A report published last month found that funding from local authorities to organisations supporting victims and survivors of domestic and sexual abuse had fallen from £7.8 million in 2010/11 to £5.4 million in the current financial year (http://www.guardian.co.uk/society/2012/mar/03/refuge-chief-warns-charity-close). This is in spite of official reports that there were 400,000 domestic violence incidents reported last year and the police receive a domestic abuse related phone call every minute.  Some local authorities have made funding cuts to this sector of nearly 50% (http://www.bbc.co.uk/news/uk-england-devon-12402776). Despite Theresa May’s promise to me last year, councils are seeing domestic abuse support services as an easy cut. Victims and survivors of domestic violence are being silenced and they are being forgotten. And with the continued closure of refuges, women are being offered the impossible choice of staying in a violent home and risking being killed, or leaving and sleeping rough with their children. This is not a choice at all.

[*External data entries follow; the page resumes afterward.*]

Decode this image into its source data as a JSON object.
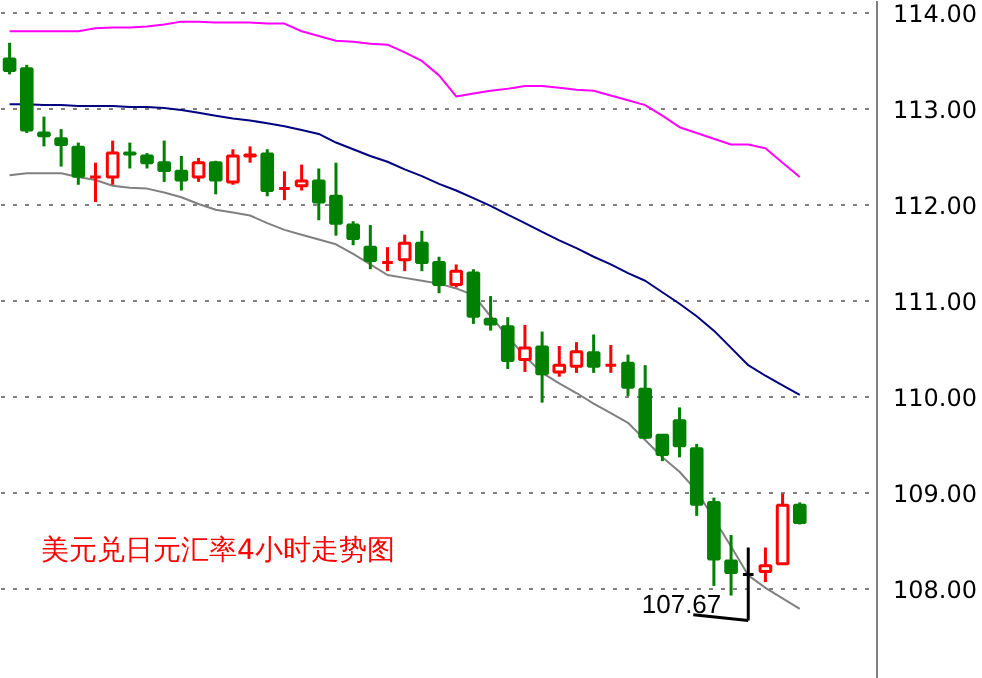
{
  "chart_data": {
    "type": "candlestick",
    "title": "美元兑日元汇率4小时走势图",
    "categories": [
      null,
      null,
      null,
      null,
      null,
      null,
      null,
      null,
      null,
      null,
      null,
      null,
      null,
      null,
      null,
      null,
      null,
      null,
      null,
      null,
      null,
      null,
      null,
      null,
      null,
      null,
      null,
      null,
      null,
      null,
      null,
      null,
      null,
      null,
      null,
      null,
      null,
      null,
      null,
      null,
      null,
      null,
      null,
      null,
      null,
      null,
      null
    ],
    "ohlc": [
      [
        113.52,
        113.69,
        113.36,
        113.4
      ],
      [
        113.42,
        113.46,
        112.75,
        112.78
      ],
      [
        112.75,
        112.92,
        112.61,
        112.72
      ],
      [
        112.69,
        112.79,
        112.4,
        112.63
      ],
      [
        112.6,
        112.65,
        112.21,
        112.3
      ],
      [
        112.29,
        112.44,
        112.03,
        112.29
      ],
      [
        112.29,
        112.67,
        112.21,
        112.54
      ],
      [
        112.54,
        112.65,
        112.38,
        112.53
      ],
      [
        112.51,
        112.54,
        112.38,
        112.44
      ],
      [
        112.44,
        112.67,
        112.24,
        112.36
      ],
      [
        112.35,
        112.51,
        112.15,
        112.26
      ],
      [
        112.29,
        112.49,
        112.24,
        112.44
      ],
      [
        112.44,
        112.46,
        112.11,
        112.26
      ],
      [
        112.24,
        112.58,
        112.21,
        112.51
      ],
      [
        112.51,
        112.61,
        112.44,
        112.52
      ],
      [
        112.53,
        112.58,
        112.09,
        112.15
      ],
      [
        112.17,
        112.35,
        112.05,
        112.17
      ],
      [
        112.2,
        112.42,
        112.15,
        112.25
      ],
      [
        112.25,
        112.38,
        111.84,
        112.03
      ],
      [
        112.09,
        112.44,
        111.68,
        111.81
      ],
      [
        111.79,
        111.83,
        111.58,
        111.65
      ],
      [
        111.56,
        111.79,
        111.33,
        111.42
      ],
      [
        111.4,
        111.56,
        111.31,
        111.4
      ],
      [
        111.43,
        111.69,
        111.31,
        111.6
      ],
      [
        111.6,
        111.73,
        111.31,
        111.4
      ],
      [
        111.4,
        111.46,
        111.08,
        111.17
      ],
      [
        111.17,
        111.38,
        111.14,
        111.31
      ],
      [
        111.29,
        111.33,
        110.76,
        110.84
      ],
      [
        110.81,
        111.05,
        110.69,
        110.76
      ],
      [
        110.73,
        110.83,
        110.29,
        110.38
      ],
      [
        110.39,
        110.75,
        110.26,
        110.51
      ],
      [
        110.52,
        110.68,
        109.94,
        110.24
      ],
      [
        110.26,
        110.53,
        110.21,
        110.33
      ],
      [
        110.32,
        110.57,
        110.25,
        110.47
      ],
      [
        110.46,
        110.65,
        110.25,
        110.32
      ],
      [
        110.33,
        110.54,
        110.25,
        110.33
      ],
      [
        110.35,
        110.44,
        110.01,
        110.1
      ],
      [
        110.08,
        110.33,
        109.56,
        109.58
      ],
      [
        109.6,
        109.6,
        109.33,
        109.4
      ],
      [
        109.75,
        109.89,
        109.37,
        109.49
      ],
      [
        109.46,
        109.51,
        108.76,
        108.88
      ],
      [
        108.9,
        108.95,
        108.03,
        108.31
      ],
      [
        108.29,
        108.56,
        107.93,
        108.17
      ],
      [
        108.15,
        108.43,
        107.67,
        108.15
      ],
      [
        108.18,
        108.43,
        108.07,
        108.24
      ],
      [
        108.26,
        108.99,
        108.26,
        108.87
      ],
      [
        108.87,
        108.9,
        108.67,
        108.69
      ]
    ],
    "colors": [
      "#008000",
      "#008000",
      "#008000",
      "#008000",
      "#008000",
      "#ff0000",
      "#ff0000",
      "#008000",
      "#008000",
      "#008000",
      "#008000",
      "#ff0000",
      "#008000",
      "#ff0000",
      "#ff0000",
      "#008000",
      "#ff0000",
      "#ff0000",
      "#008000",
      "#008000",
      "#008000",
      "#008000",
      "#ff0000",
      "#ff0000",
      "#008000",
      "#008000",
      "#ff0000",
      "#008000",
      "#008000",
      "#008000",
      "#ff0000",
      "#008000",
      "#ff0000",
      "#ff0000",
      "#008000",
      "#ff0000",
      "#008000",
      "#008000",
      "#008000",
      "#008000",
      "#008000",
      "#008000",
      "#008000",
      "#000000",
      "#ff0000",
      "#ff0000",
      "#008000"
    ],
    "series": [
      {
        "type": "line",
        "color": "#ff00ff",
        "values": [
          113.81,
          113.81,
          113.81,
          113.81,
          113.81,
          113.84,
          113.85,
          113.85,
          113.86,
          113.88,
          113.91,
          113.91,
          113.9,
          113.9,
          113.9,
          113.89,
          113.89,
          113.81,
          113.76,
          113.71,
          113.7,
          113.68,
          113.67,
          113.59,
          113.5,
          113.35,
          113.13,
          113.16,
          113.19,
          113.21,
          113.24,
          113.24,
          113.22,
          113.2,
          113.19,
          113.14,
          113.09,
          113.04,
          112.93,
          112.81,
          112.75,
          112.69,
          112.63,
          112.63,
          112.59,
          112.44,
          112.29
        ]
      },
      {
        "type": "line",
        "color": "#000080",
        "values": [
          113.05,
          113.05,
          113.04,
          113.04,
          113.03,
          113.03,
          113.03,
          113.02,
          113.02,
          113.01,
          112.99,
          112.96,
          112.93,
          112.9,
          112.88,
          112.85,
          112.82,
          112.78,
          112.74,
          112.65,
          112.58,
          112.51,
          112.45,
          112.37,
          112.3,
          112.22,
          112.15,
          112.07,
          111.99,
          111.9,
          111.81,
          111.72,
          111.63,
          111.55,
          111.46,
          111.38,
          111.29,
          111.21,
          111.09,
          110.97,
          110.84,
          110.69,
          110.51,
          110.33,
          110.22,
          110.12,
          110.02
        ]
      },
      {
        "type": "line",
        "color": "#808080",
        "values": [
          112.31,
          112.33,
          112.33,
          112.33,
          112.29,
          112.26,
          112.2,
          112.18,
          112.17,
          112.13,
          112.08,
          112.01,
          111.95,
          111.92,
          111.89,
          111.81,
          111.74,
          111.69,
          111.64,
          111.59,
          111.49,
          111.38,
          111.27,
          111.24,
          111.21,
          111.18,
          111.13,
          111.06,
          110.84,
          110.63,
          110.42,
          110.25,
          110.14,
          110.04,
          109.93,
          109.83,
          109.73,
          109.55,
          109.37,
          109.22,
          109.02,
          null,
          108.44,
          108.14,
          108.01,
          107.9,
          107.79
        ]
      }
    ],
    "ylim": [
      107.06,
      114.125
    ],
    "yticks": [
      {
        "value": 108,
        "label": "108.00"
      },
      {
        "value": 109,
        "label": "109.00"
      },
      {
        "value": 110,
        "label": "110.00"
      },
      {
        "value": 111,
        "label": "111.00"
      },
      {
        "value": 112,
        "label": "112.00"
      },
      {
        "value": 113,
        "label": "113.00"
      },
      {
        "value": 114,
        "label": "114.00"
      }
    ],
    "grid": "y",
    "tick_labels": "y",
    "annotations": [
      "107.67"
    ]
  }
}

When I write about domestic abuse murders, I am often questioned on my statistics. People who don’t believe the numbers, who think they are ‘too high to be true’. On the flipside, I’ve (unbelievably) had people comment that 104 murdered women a year doesn’t seem ‘very much’. I now feel that the government and local authorities have joined those online ‘trolls’ who don’t see the terrifying domestic violence figures as ‘very much’. Because, really, how many women have to die, before they say enough is enough? Before they stop these cuts? Before they see that closing refuges, cutting domestic violence support services is leading to the deaths of more and more women every week?

33 in 111 days?

Mr Cameron. Mr Clegg. Mr Osborne. Ms May.Ms Featherstone.  Enough is enough.
I will be sending a copy of this blogpost to above names.

Admin: The Counting Dead Women campaign is recording the names of female victims of fatal male violence. There is a petition demanding the government create a fit-for-purpose record of fatal male violence.